Please note that you have to determine whether the order of the financial values match the order of the periods

Logs

Logs are stored in the ./logs folder, in the form of scrapySpiderName_log_verbose.log.

Debugging and How This Thing Works

What is Torproxy?

Quick introduction

Torproxy is "Tor and Privoxy (web proxy configured to route through tor) docker container." See: https://github.com/dperson/torproxy. We need it in this container to avoid IP-banning for scraping too much.

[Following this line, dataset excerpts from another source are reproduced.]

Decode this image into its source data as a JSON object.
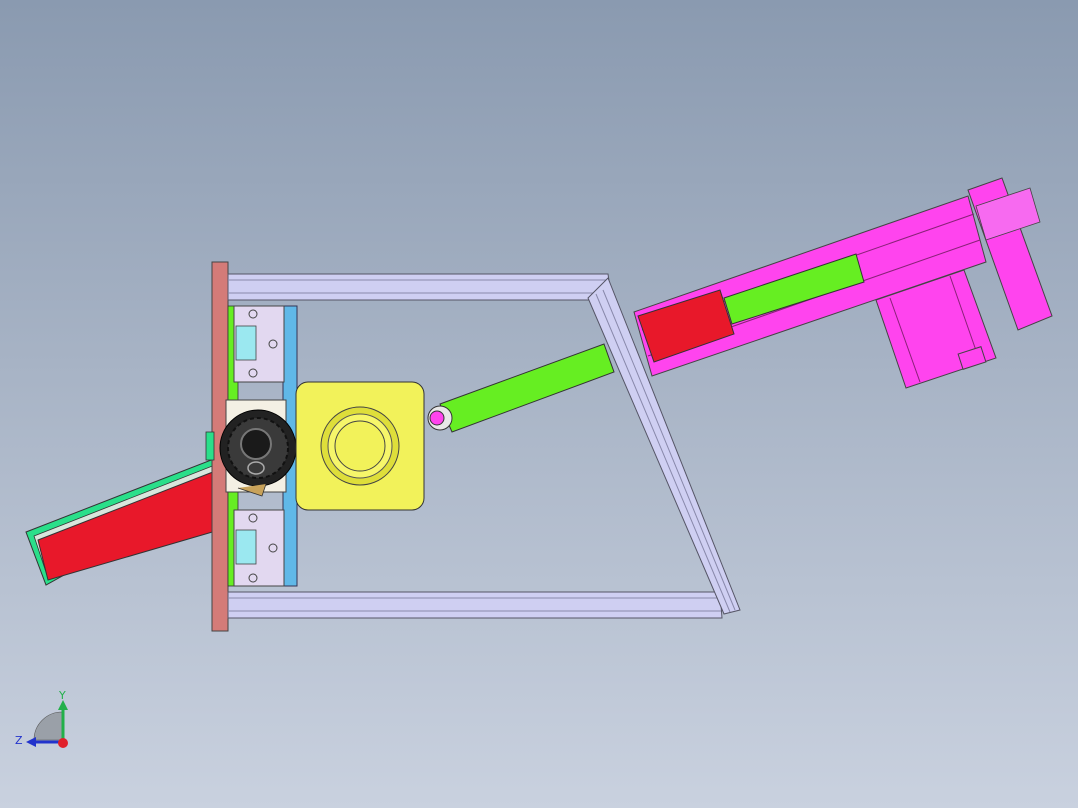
{
  "viewport": {
    "description_free": true
  },
  "triad": {
    "y_label": "Y",
    "z_label": "Z",
    "x_color": "#e0202a",
    "y_color": "#22b04a",
    "z_color": "#2233cc"
  },
  "colors": {
    "frame": "#cfcff2",
    "frame_edge": "#555566",
    "plate": "#d47b78",
    "rail": "#60b8e8",
    "block": "#e2d8f0",
    "cylinder_body": "#ff44ee",
    "piston_rod": "#66ee22",
    "barrel": "#e8182a",
    "pad": "#f2f25a",
    "knob": "#222222",
    "channel": "#2adf8a"
  }
}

Configuration used in this project

The only two configuration variables I used with Torproxy are TOR_MaxCircuitDirtiness and TOR_NewCircuitPeriod, which means the maximum Tor circuit age (in seconds) and time period between every attempt to change Tor circuit (in seconds), respectively. Note that TOR_MaxCircuitDirtiness is set at max = 60 seconds, and TOR_NewCircuitPeriod is set at 10 seconds.

What is Redis?

"Redis is an open source (BSD licensed), in-memory data structure store, used as a database, cache, and message broker." See: https://redis.io/. In this project, Redis serves as a message broker and an in-memory queue for Scrapy. No non-standard Redis configurations were made for this project.

Debugging

Redis

If scraper run in Docker container:

To open an interactive shell with Redis, you have to enter the container first:

docker exec -it functions-vietstock bash

Then:

redis-cli -h scraper-redis

If scraper run on host:

To open an interactive shell with Redis:

docker exec -it scraper-redis redis-cli

Celery

Look inside each log file.

How This Scraper Works

This scraper utilizes scrapy-redis and Redis to crawl and scrape tickers' information from a top-down approach (going from business types, then industries, then tickers in each business type-industry combination) by passing necessary information into Redis queues for different Spiders to consume. The scraper also makes use of Torproxy to avoid IP-banning.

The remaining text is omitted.